Rachel Weisz, Daniel Craig
© Picture Alliance
Das Theaterereignis in New York: Rachel Weisz und Daniel Craig spielen am Broadway ein untreues Paar. "Gala" saß im ersten Rang

Lange Schlangen schon am Mittag. Vorm Kassenhäuschen des "Ethel Barrymore"-Theaters drängeln sich New Yorker und betuchte Touristen, um Restkarten für die Abendvorstellung zu bekommen. Ticketpreise von bis zu 460 Dollar machen noch neugieriger auf das Stück: "Betrayal" ("Betrug") von Literaturnobelpreisträger Harold Pinter ist der Theater-Event des Herbstes. Die Karten für das 14-wöchige Engagement sind bis zur letzten Vorstellung am 5. Januar nahezu ausverkauft. Autor Pinter und Regisseur Mike Nichols ("Die Reifeprüfung") versprechen gehobene Unterhaltung, die Hauptdarsteller garantieren pure Erotik.
Er, der amtierende und erfolgreichste James Bond aller Zeiten. Sie, die schneewittchengleiche Oscar-Preisträgerin ("Der ewige Gärtner"). Daniel Craig, 45, und Rachel Weisz, 43, sind im wirklichen Leben ein Paar, im Stück aber unentwirrbar in einer Dreiecksbeziehung gefangen. Er betrügt sie, sie betrügt ihn - ausgerechnet mit seinem besten Freund. Schon im Foyer ist die Stimmung erotisch aufgeladen. Der dekorativ überladene Saal schürt die Atmosphäre noch: rote Plüschsessel, Kristalllüster, Goldornamente an der Decke. Wohltuende Abkühlung, als der Vorhang sich hebt. Das minimalistische Bühnenbild lässt Raum für die drei britischen Darsteller: Craig spielt Robert, Weisz seine Ehefrau Emma und Rafe Spall, 30, ihren Liebhaber Jerry. Sie alle umgarnen und täuschen einander, flirten, wüten, schreien sich durch die Klaviatur dieses hoch emotionalen Betrugsexzesses.
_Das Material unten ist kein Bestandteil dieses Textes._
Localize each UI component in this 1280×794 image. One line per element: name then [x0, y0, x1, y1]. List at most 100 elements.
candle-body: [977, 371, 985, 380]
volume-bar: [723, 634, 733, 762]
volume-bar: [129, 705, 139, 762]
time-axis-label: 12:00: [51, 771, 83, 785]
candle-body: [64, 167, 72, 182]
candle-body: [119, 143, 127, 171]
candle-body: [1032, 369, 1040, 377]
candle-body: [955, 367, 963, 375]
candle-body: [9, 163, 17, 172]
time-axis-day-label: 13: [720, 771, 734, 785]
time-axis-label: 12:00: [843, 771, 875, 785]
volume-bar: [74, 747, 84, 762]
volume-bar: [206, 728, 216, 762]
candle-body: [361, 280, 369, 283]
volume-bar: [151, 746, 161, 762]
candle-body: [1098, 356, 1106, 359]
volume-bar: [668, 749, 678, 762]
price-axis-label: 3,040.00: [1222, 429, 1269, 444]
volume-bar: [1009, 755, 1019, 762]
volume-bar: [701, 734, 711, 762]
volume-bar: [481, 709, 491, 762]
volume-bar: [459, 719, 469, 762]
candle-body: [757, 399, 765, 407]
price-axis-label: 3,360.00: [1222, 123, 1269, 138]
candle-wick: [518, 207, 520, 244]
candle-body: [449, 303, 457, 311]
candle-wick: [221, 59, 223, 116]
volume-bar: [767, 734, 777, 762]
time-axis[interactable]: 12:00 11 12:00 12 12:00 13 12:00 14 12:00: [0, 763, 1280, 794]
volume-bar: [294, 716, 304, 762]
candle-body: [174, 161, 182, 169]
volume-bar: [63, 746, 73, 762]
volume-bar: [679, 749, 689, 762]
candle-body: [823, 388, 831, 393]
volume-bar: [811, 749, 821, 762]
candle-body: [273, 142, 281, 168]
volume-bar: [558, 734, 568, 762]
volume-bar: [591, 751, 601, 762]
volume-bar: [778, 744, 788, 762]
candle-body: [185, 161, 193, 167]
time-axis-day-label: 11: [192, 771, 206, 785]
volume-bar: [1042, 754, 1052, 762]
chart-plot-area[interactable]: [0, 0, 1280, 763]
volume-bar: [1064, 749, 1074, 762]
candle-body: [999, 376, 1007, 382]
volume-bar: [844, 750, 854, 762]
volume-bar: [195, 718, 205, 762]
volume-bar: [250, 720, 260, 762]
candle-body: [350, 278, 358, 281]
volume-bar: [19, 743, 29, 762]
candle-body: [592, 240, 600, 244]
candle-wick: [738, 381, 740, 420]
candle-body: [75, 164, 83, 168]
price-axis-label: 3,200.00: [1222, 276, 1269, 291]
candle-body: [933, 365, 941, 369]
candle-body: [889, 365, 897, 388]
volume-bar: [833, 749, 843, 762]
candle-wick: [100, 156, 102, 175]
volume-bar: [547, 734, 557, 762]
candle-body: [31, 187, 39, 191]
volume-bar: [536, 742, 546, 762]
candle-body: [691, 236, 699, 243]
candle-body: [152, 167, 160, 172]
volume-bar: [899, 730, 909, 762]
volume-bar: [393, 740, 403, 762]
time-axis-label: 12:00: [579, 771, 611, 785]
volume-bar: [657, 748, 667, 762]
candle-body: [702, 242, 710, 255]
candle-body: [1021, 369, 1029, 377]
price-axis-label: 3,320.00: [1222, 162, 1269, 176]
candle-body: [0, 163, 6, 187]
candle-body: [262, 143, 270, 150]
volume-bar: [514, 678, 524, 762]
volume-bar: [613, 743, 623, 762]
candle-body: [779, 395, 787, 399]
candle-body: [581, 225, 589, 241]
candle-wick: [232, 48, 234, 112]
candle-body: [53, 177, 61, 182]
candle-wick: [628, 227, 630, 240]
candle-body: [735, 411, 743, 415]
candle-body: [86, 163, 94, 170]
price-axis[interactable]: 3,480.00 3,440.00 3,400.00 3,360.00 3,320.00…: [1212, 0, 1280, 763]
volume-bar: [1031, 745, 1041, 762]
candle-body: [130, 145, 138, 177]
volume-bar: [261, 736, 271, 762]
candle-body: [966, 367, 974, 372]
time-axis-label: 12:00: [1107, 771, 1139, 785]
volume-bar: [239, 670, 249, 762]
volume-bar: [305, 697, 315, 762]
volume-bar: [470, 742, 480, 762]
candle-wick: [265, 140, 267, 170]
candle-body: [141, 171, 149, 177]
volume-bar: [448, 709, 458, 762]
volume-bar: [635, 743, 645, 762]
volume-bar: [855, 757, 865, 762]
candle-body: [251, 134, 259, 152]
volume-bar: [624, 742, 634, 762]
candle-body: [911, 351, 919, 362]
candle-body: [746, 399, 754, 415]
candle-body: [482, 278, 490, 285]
Heißes Event: Daniel Craig und seine Frau Rachel Weisz stehen noch bis 5. Januar auf der Bühne. Das britische Paar ist seit 2011 verheiratet (Infos auf www.betrayalbroadway.com).
Heißes Event: Daniel Craig und seine Frau Rachel Weisz stehen noch bis 5. Januar auf der Bühne. Das britische Paar ist seit 2011 verheiratet (Infos auf www.betrayalbroadway.com).
© Splashnews.com

Daniel Craig ist hier nicht mehr 007, er ist der Gehörnte. Und dennoch: Als er sein Hemd bis zur (unbehaarten) Brust öffnet, seufzen ein paar Damen. Die Männer konzentrieren sich auf das Negligé von Rachel Weisz. Dann wird es auf der Bühne wüster, Craig schreit "Fuck!", ein Raunen geht durch den Saal, und die Zuschauer - klassische New Yorker Aristokratie, Anfang 60 - hält sich die Hand vor den Mund: "Oh, my God!" flüstert sie. Beim Schlussapplaus wirken Craig und Weisz angespannt. Die beiden Stars bekommen wohlwollenden Applaus für ihren routinierten Auftritt. Der unbekümmert aufspielende Rafe Spall hingegen kann sich über einen Jubelsturm freuen. Nach 90 Minuten (ohne Pause) ist alles vorbei. Ein sehr kurzes und sehr teures Vergnügen. Ein Theaterquickie mit allem, was dazugehört.